SPIRITUAL LENS
Whole-Person Parenting:
A Conversation with Dr.
Inge Schmidt, CS, PhD

CONVENTIONAL WISDOM MAY VIEW EDUCATION AS THE ACT OF INSTILLING KNOWLEDGE, OR PERHAPS BUILDING AND MOLDING TALENTS, BUT ACCORDING TO YALE PHD, CHRISTIAN SCIENCE PRACTITIONER, AND PRINCIPIA MOM OF THREE DR. INGE SCHMIDT, CS, PRINCIPIA’S WHOLE-PERSON CONCEPT FLIPS THAT VIEW ON ITS HEAD.
“To me, this concept of whole-person education is really about magnifying the innate spirituality in each of our kids,” says Schimdt.
“By starting from the whole person, we’re starting with our children’s innate spiritual identity. We’re not just tapping into their talents as people; we’re tapping into their individual expression of God.”
The conviction that each of us is a full expression of God’s infinite nature may run counter to some educational models, but it’s a concept that dates back to the Old Testament prophet Job: “There is a spirit in man: and the inspiration of the Almighty giveth them understanding” (Job 32:8).
“That individual expression of God is robust—it’s big and it’s all-encompassing,” adds Schmidt, “and it includes the entire spectrum [of qualities and attributes] of God.”
In the textbook of Christian Science, Science and Health with Key to the Scriptures, Mary Baker Eddy expands on this idea. “Mind [God] is not necessarily dependent upon educational processes. It possesses of itself all beauty and poetry, and the power of expressing them” (p. 89:18- 20).
Schmidt also stipulates that if each of us possesses God-given talents, then our truest purpose is the glorification of God. “The idea of God-given gifts, that’s fairly universal,” she says. Indeed, it’s a belief embedded in Christianity, from the words of the apostle Paul: “Now there are diversities of gifts, but the same Spirit . . . But the manifestation of the Spirit is given to every man to profit withal” (I Cor., 12: 4,7).
“I think Principians are united in this concept that we’re here to serve God, to glorify God. I don’t think you come to Principia if you’re all about the glory of man. Yes, you want your kid to succeed, but God needs to be central in that picture— regardless of what you call God and how you pray to God. I believe that’s a shared value.”
Dr. Schmidt goes on to point out that adopting a God-centric view of our children and of our roles as parents has compound benefits. To see our children as more than material beings—as the infinite expressions of God’s character—is to both empower them and relieve the pressure many of us feel as parents.
“As a parent, I believe that the things they love and the things they’re good at, those are in their heart as part of their God-given individuality,” says Schmidt. “That’s part of their spiritual identity—their unique expression of their relationship with God.”
As a parent of three children ranging in age from Acorn to Middle School, Schmidt has enjoyed a front-row seat to the fruition of this approach. “As they get older, they discover their own sense of identity,” she says. “So, they have to figure out their relationship with God for themselves, whatever that may look like.
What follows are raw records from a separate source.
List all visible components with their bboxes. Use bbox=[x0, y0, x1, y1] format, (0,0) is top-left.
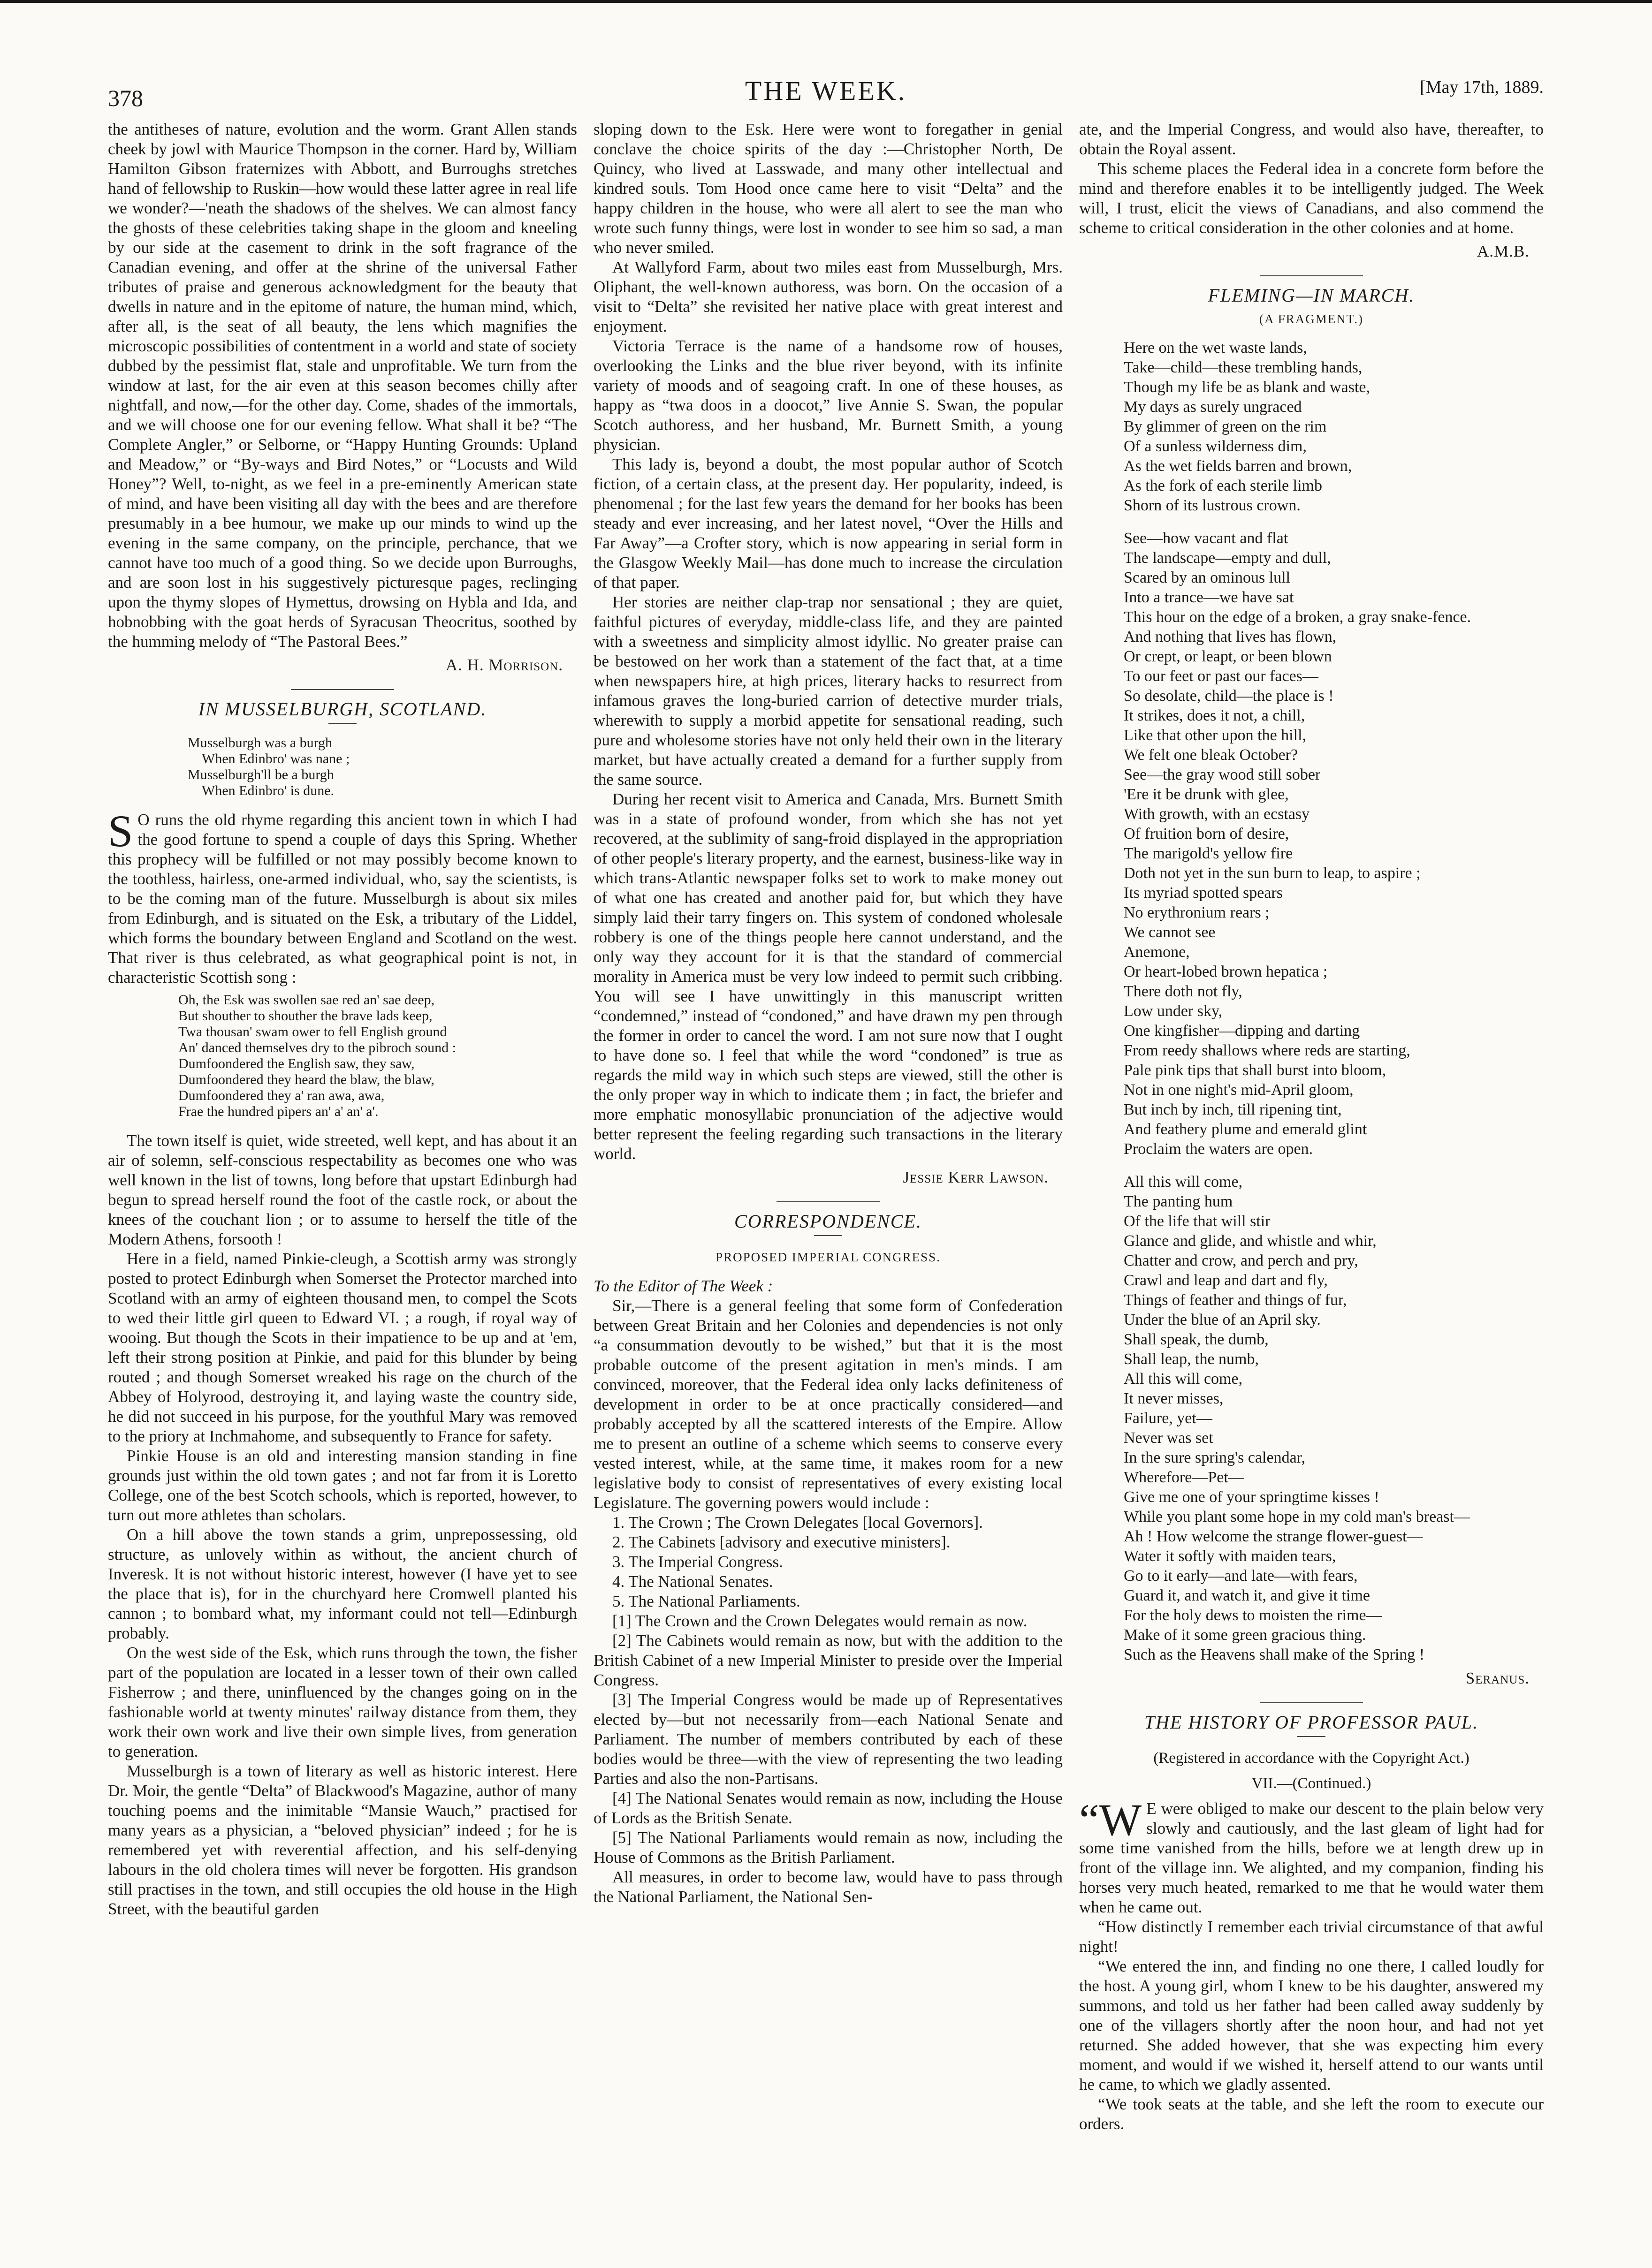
poem-line: As the wet fields barren and brown, bbox=[1124, 457, 1352, 475]
page-number: 378 bbox=[108, 85, 143, 111]
paragraph bbox=[1079, 1795, 1544, 1917]
paragraph bbox=[108, 806, 577, 987]
poem-line: Chatter and crow, and perch and pry, bbox=[1124, 1252, 1358, 1269]
poem-line: Though my life be as blank and waste, bbox=[1124, 379, 1370, 396]
paragraph: the antitheses of nature, evolution and the worm. Grant Allen stands cheek by jowl with Maurice Thompson in the corner. Hard by, William Hamilton Gibson fraternizes with Abbott, and Burroughs stretches hand of fellowship to Ruskin—how would these latter agree in real life we wonder?—'neath the shadows of the shelves. We can almost fancy the ghosts of these celebrities taking shape in the gloom and kneeling by our side at the casement to drink in the soft fragrance of the Canadian evening, and offer at the shrine of the universal Father tributes of praise and generous acknowledgment for the beauty that dwells in nature and in the epitome of nature, the human mind, which, after all, is the seat of all beauty, the lens which magnifies the microscopic possibilities of contentment in a world and state of society dubbed by the pessimist flat, stale and unprofitable. We turn from the window at last, for the air even at this season becomes chilly after nightfall, and now,—for the other day. Come, shades of the immortals, and we will choose one for our evening fellow. What shall it be? “The Complete Angler,” or Selborne, or “Happy Hunting Grounds: Upland and Meadow,” or “By-ways and Bird Notes,” or “Locusts and Wild Honey”? Well, to-night, as we feel in a pre-eminently American state of mind, and have been visiting all day with the bees and are therefore presumably in a bee humour, we make up our minds to wind up the evening in the same company, on the principle, perchance, that we cannot have too much of a good thing. So we decide upon Burroughs, and are soon lost in his suggestively picturesque pages, reclinging upon the thymy slopes of Hymettus, drowsing on Hybla and Ida, and hobnobbing with the goat herds of Syracusan Theocritus, soothed by the humming melody of “The Pastoral Bees.” bbox=[108, 120, 577, 651]
poem-line: Proclaim the waters are open. bbox=[1124, 1140, 1313, 1158]
poem-line: Here on the wet waste lands, bbox=[1124, 339, 1307, 357]
paragraph: [3] The Imperial Congress would be made up of Representatives elected by—but not necessarily from—each National Senate and Parliament. The number of members contributed by each of these bodies would be three—with the view of representing the two leading Parties and also the non-Partisans. bbox=[594, 1691, 1063, 1788]
verse-line: When Edinbro' was nane ; bbox=[202, 751, 350, 766]
paragraph: On a hill above the town stands a grim, unprepossessing, old structure, as unlovely within as without, the ancient church of Inveresk. It is not without historic interest, however (I have yet to see the place that is), for in the churchyard here Cromwell planted his cannon ; to bombard what, my informant could not tell—Edinburgh probably. bbox=[108, 1525, 577, 1642]
heading-rule bbox=[328, 723, 357, 724]
top-rule bbox=[0, 0, 1652, 3]
poem-line: Never was set bbox=[1124, 1429, 1213, 1447]
paragraph: Musselburgh is a town of literary as well as historic interest. Here Dr. Moir, the gentle “Delta” of Blackwood's Magazine, author of many touching poems and the inimitable “Mansie Wauch,” practised for many years as a physician, a “beloved physician” indeed ; for he is remembered yet with reverential affection, and his self-denying labours in the old cholera times will never be forgotten. His grandson still practises in the town, and still occupies the old house in the High Street, with the beautiful garden bbox=[108, 1762, 577, 1918]
heading-rule bbox=[1297, 1736, 1325, 1737]
paragraph: ate, and the Imperial Congress, and would also have, thereafter, to obtain the Royal assent. bbox=[1079, 120, 1544, 158]
poem-line: 'Ere it be drunk with glee, bbox=[1124, 786, 1289, 803]
paragraph: Sir,—There is a general feeling that some form of Confederation between Great Britain and her Colonies and dependencies is not only “a consummation devoutly to be wished,” but that it is the most probable outcome of the present agitation in men's minds. I am convinced, moreover, that the Federal idea only lacks definiteness of development in order to be at once practically considered—and probably accepted by all the scattered interests of the Empire. Allow me to present an outline of a scheme which seems to conserve every vested interest, while, at the same time, it makes room for a new legislative body to consist of representatives of every existing local Legislature. The governing powers would include : bbox=[594, 1297, 1063, 1512]
poem-line: Into a trance—we have sat bbox=[1124, 589, 1294, 606]
poem-line: And feathery plume and emerald glint bbox=[1124, 1121, 1367, 1138]
paragraph: [2] The Cabinets would remain as now, but with the addition to the British Cabinet of a new Imperial Minister to preside over the Imperial Congress. bbox=[594, 1631, 1063, 1689]
poem-subtitle: (A FRAGMENT.) bbox=[1259, 312, 1363, 326]
poem-line: No erythronium rears ; bbox=[1124, 904, 1270, 921]
poem-line: Doth not yet in the sun burn to leap, to aspire ; bbox=[1124, 865, 1421, 882]
paragraph: [4] The National Senates would remain as now, including the House of Lords as the British Senate. bbox=[594, 1789, 1063, 1827]
poem-line: My days as surely ungraced bbox=[1124, 398, 1302, 416]
paragraph-text: E were obliged to make our descent to the plain below very slowly and cautiously, and the last gleam of light had for some time vanished from the hills, before we at length drew up in front of the village inn. We alighted, and my companion, finding his horses very much heated, remarked to me that he would water them when he came out. bbox=[1079, 1799, 1544, 1916]
poem-line: Like that other upon the hill, bbox=[1124, 727, 1307, 744]
poem-line: Guard it, and watch it, and give it time bbox=[1124, 1587, 1370, 1604]
signature: Jessie Kerr Lawson. bbox=[903, 1168, 1049, 1186]
paragraph: At Wallyford Farm, about two miles east from Musselburgh, Mrs. Oliphant, the well-known authoress, was born. On the occasion of a visit to “Delta” she revisited her native place with great interest and enjoyment. bbox=[594, 258, 1063, 335]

My job as a parent is to be a witness. I can trust that their relationship to God—to good—is unchanging, and I can trust that their constant, active, dynamic relationship with God will carry them through.”
Schmidt continues, “That’s where the challenge is. I have to trust God as their divine Parent, and trust the strength of that relationship . . . I’m not the intermediary. Their wholeness doesn’t come through me. It all comes through that relationship to God.”